Ricordo che la storia non è mia e la potete trovare sul sito efp, detto questo buona lettura

Apro gli occhi.

È buio. Riesco a malapena a vedere qualcosa.

Riconosco il posto. È la prigione. Sono ancora nella prigione.

È così piccola e buia. Non c'è via d'uscita.

Non c'è aria.

Comincio a tremare mentre mi metto a sedere sul materasso.

Il cuore mi batte all’impazzata.

Sto sudando.

La mia mano vola al petto quando sento un lieve dolore lancinante provenire da lì.

Non c'è aria.

Sto soffocando. Apro la bocca, cercando di respirare, ma non c'è aria.

Lancio un grido silenzioso mentre cerco disperatamente di far entrare un po' d’ossigeno nei polmoni.

Dio, che cosa mi sta succedendo?

“Granger?” Sento una voce dall’altro lato della cella. “Che cosa stai facendo?”

Non riesco a vederlo. Cerco di rispondere, ma nessun suono esce dalla mia bocca.

Per favore, aiutami. Qualcuno mi aiuti.

Improvvisamente lui è accanto a me, mi afferra per le spalle, scuotendomi un po’, ma non aiuta.

“Granger!” Abbaia. “Respira! Prendi respiri brevi.”

Scuoto la testa, le mie mani attorno alla gola. “N-non posso-”

Puoi!” Dice con fermezza: “E lo farai.”

Lo guardo. Riesco a malapena a vederlo nel buio. Ma noto i suoi occhi, quei suoi occhi scuri. Così forti e decisi. Cerco di concentrarmi su questo.

“Respiri brevi.” Ordina e cerco di obbedire.

Ispira. Espira.

Posso sentire il calore delle sue mani e questo mi dà una strana sensazione di sicurezza.

Mentre i minuti passano riesco a rilassarmi.

Il Professor Piton mi prende la mano e controlla il polso.

“Stai bene.” Dice e mi lascia andare. “Non dimenticare di respirare.”

Annuisco, non ancora in grado di parlare.
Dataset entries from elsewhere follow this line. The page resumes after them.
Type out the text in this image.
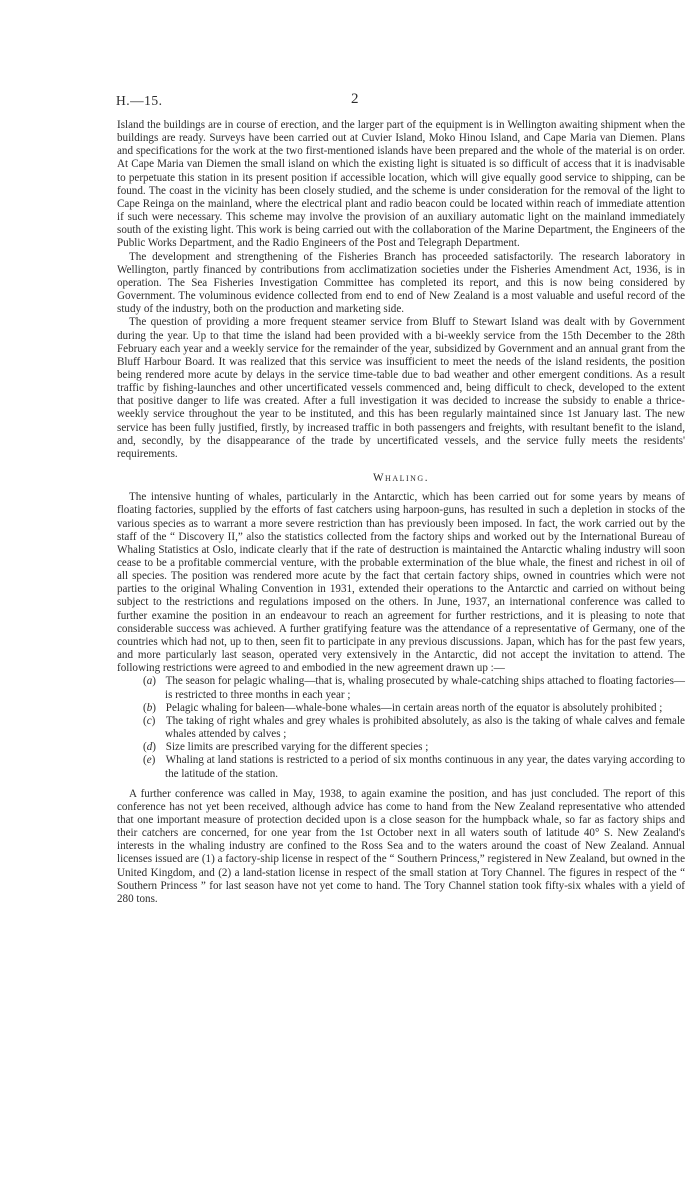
H.—15.	2

Island the buildings are in course of erection, and the larger part of the equipment is in Wellington awaiting shipment when the buildings are ready. Surveys have been carried out at Cuvier Island, Moko Hinou Island, and Cape Maria van Diemen. Plans and specifications for the work at the two first-mentioned islands have been prepared and the whole of the material is on order. At Cape Maria van Diemen the small island on which the existing light is situated is so difficult of access that it is inadvisable to perpetuate this station in its present position if accessible location, which will give equally good service to shipping, can be found. The coast in the vicinity has been closely studied, and the scheme is under consideration for the removal of the light to Cape Reinga on the mainland, where the electrical plant and radio beacon could be located within reach of immediate attention if such were necessary. This scheme may involve the provision of an auxiliary automatic light on the mainland immediately south of the existing light. This work is being carried out with the collaboration of the Marine Department, the Engineers of the Public Works Department, and the Radio Engineers of the Post and Telegraph Department.

The development and strengthening of the Fisheries Branch has proceeded satisfactorily. The research laboratory in Wellington, partly financed by contributions from acclimatization societies under the Fisheries Amendment Act, 1936, is in operation. The Sea Fisheries Investigation Committee has completed its report, and this is now being considered by Government. The voluminous evidence collected from end to end of New Zealand is a most valuable and useful record of the study of the industry, both on the production and marketing side.

The question of providing a more frequent steamer service from Bluff to Stewart Island was dealt with by Government during the year. Up to that time the island had been provided with a bi-weekly service from the 15th December to the 28th February each year and a weekly service for the remainder of the year, subsidized by Government and an annual grant from the Bluff Harbour Board. It was realized that this service was insufficient to meet the needs of the island residents, the position being rendered more acute by delays in the service time-table due to bad weather and other emergent conditions. As a result traffic by fishing-launches and other uncertificated vessels commenced and, being difficult to check, developed to the extent that positive danger to life was created. After a full investigation it was decided to increase the subsidy to enable a thrice-weekly service throughout the year to be instituted, and this has been regularly maintained since 1st January last. The new service has been fully justified, firstly, by increased traffic in both passengers and freights, with resultant benefit to the island, and, secondly, by the disappearance of the trade by uncertificated vessels, and the service fully meets the residents' requirements.

Whaling.

The intensive hunting of whales, particularly in the Antarctic, which has been carried out for some years by means of floating factories, supplied by the efforts of fast catchers using harpoon-guns, has resulted in such a depletion in stocks of the various species as to warrant a more severe restriction than has previously been imposed. In fact, the work carried out by the staff of the “ Discovery II,” also the statistics collected from the factory ships and worked out by the International Bureau of Whaling Statistics at Oslo, indicate clearly that if the rate of destruction is maintained the Antarctic whaling industry will soon cease to be a profitable commercial venture, with the probable extermination of the blue whale, the finest and richest in oil of all species. The position was rendered more acute by the fact that certain factory ships, owned in countries which were not parties to the original Whaling Convention in 1931, extended their operations to the Antarctic and carried on without being subject to the restrictions and regulations imposed on the others. In June, 1937, an international conference was called to further examine the position in an endeavour to reach an agreement for further restrictions, and it is pleasing to note that considerable success was achieved. A further gratifying feature was the attendance of a representative of Germany, one of the countries which had not, up to then, seen fit to participate in any previous discussions. Japan, which has for the past few years, and more particularly last season, operated very extensively in the Antarctic, did not accept the invitation to attend. The following restrictions were agreed to and embodied in the new agreement drawn up :—

(a) The season for pelagic whaling—that is, whaling prosecuted by whale-catching ships attached to floating factories—is restricted to three months in each year ;
(b) Pelagic whaling for baleen—whale-bone whales—in certain areas north of the equator is absolutely prohibited ;
(c) The taking of right whales and grey whales is prohibited absolutely, as also is the taking of whale calves and female whales attended by calves ;
(d) Size limits are prescribed varying for the different species ;
(e) Whaling at land stations is restricted to a period of six months continuous in any year, the dates varying according to the latitude of the station.

A further conference was called in May, 1938, to again examine the position, and has just concluded. The report of this conference has not yet been received, although advice has come to hand from the New Zealand representative who attended that one important measure of protection decided upon is a close season for the humpback whale, so far as factory ships and their catchers are concerned, for one year from the 1st October next in all waters south of latitude 40° S. New Zealand's interests in the whaling industry are confined to the Ross Sea and to the waters around the coast of New Zealand. Annual licenses issued are (1) a factory-ship license in respect of the “ Southern Princess,” registered in New Zealand, but owned in the United Kingdom, and (2) a land-station license in respect of the small station at Tory Channel. The figures in respect of the “ Southern Princess ” for last season have not yet come to hand. The Tory Channel station took fifty-six whales with a yield of 280 tons.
Il mio cuore sta battendo normalmente e le mie mani non tremano più come prima.

Il peggio è passato.

Lui rimane lì, a guardarmi. É come se avesse paura che potessi star male di nuovo nel caso distogliesse lo sguardo.

“N-non so cosa sia successo.” Ammetto, dopo un lungo momento di silenzio.

“Hai avuto un attacco di panico. Non è una sorpresa.” Risponde lui.

“Che cosa intende dire?”

“Questo è il quinto giorno.” Spiega. “Cinque giorni rinchiusi in una prigione sotterranea provocano un danno terribile alla tua psiche. Era logico che avresti avuto un esaurimento nervoso prima o poi.”

Premo la mia mano sulla fronte e mi accorgo che sto bruciando.

“E lei?” Chiedo.

Lui alza un sopracciglio verso di me: “E io?”

“Avrà un attacco di panico?”

Posso quasi giurare che di aver visto una lieve contrazione del labbro, come un ghigno, ma lo nasconde immediatamente.

“Ne dubito, Miss Granger. Sono più vecchio, molto più esperto. Ho vissuto molto più di questo.”

“Davvero?” Chiedo prima di potermi fermare.

Si allontana subito. “Dovresti cercare di dormire un po’.”

Lo guardo mentre cammina nel buio.

Sforzandomi di distendermi di nuovo, non posso fare a meno di pensare al Professor Piton e al suo passato.

Che cose orribili aveva vissuto? Faceva veramente il doppio gioco?

E la domanda più importante: perché è qui con me? Perché hanno catturato anche lui?

***

Tengo gli occhi chiusi anche se non sto dormendo.

Ci sono così tante cose su cui ho bisogno di riflettere.

È il quinto giorno. E ancora non sappiamo nulla.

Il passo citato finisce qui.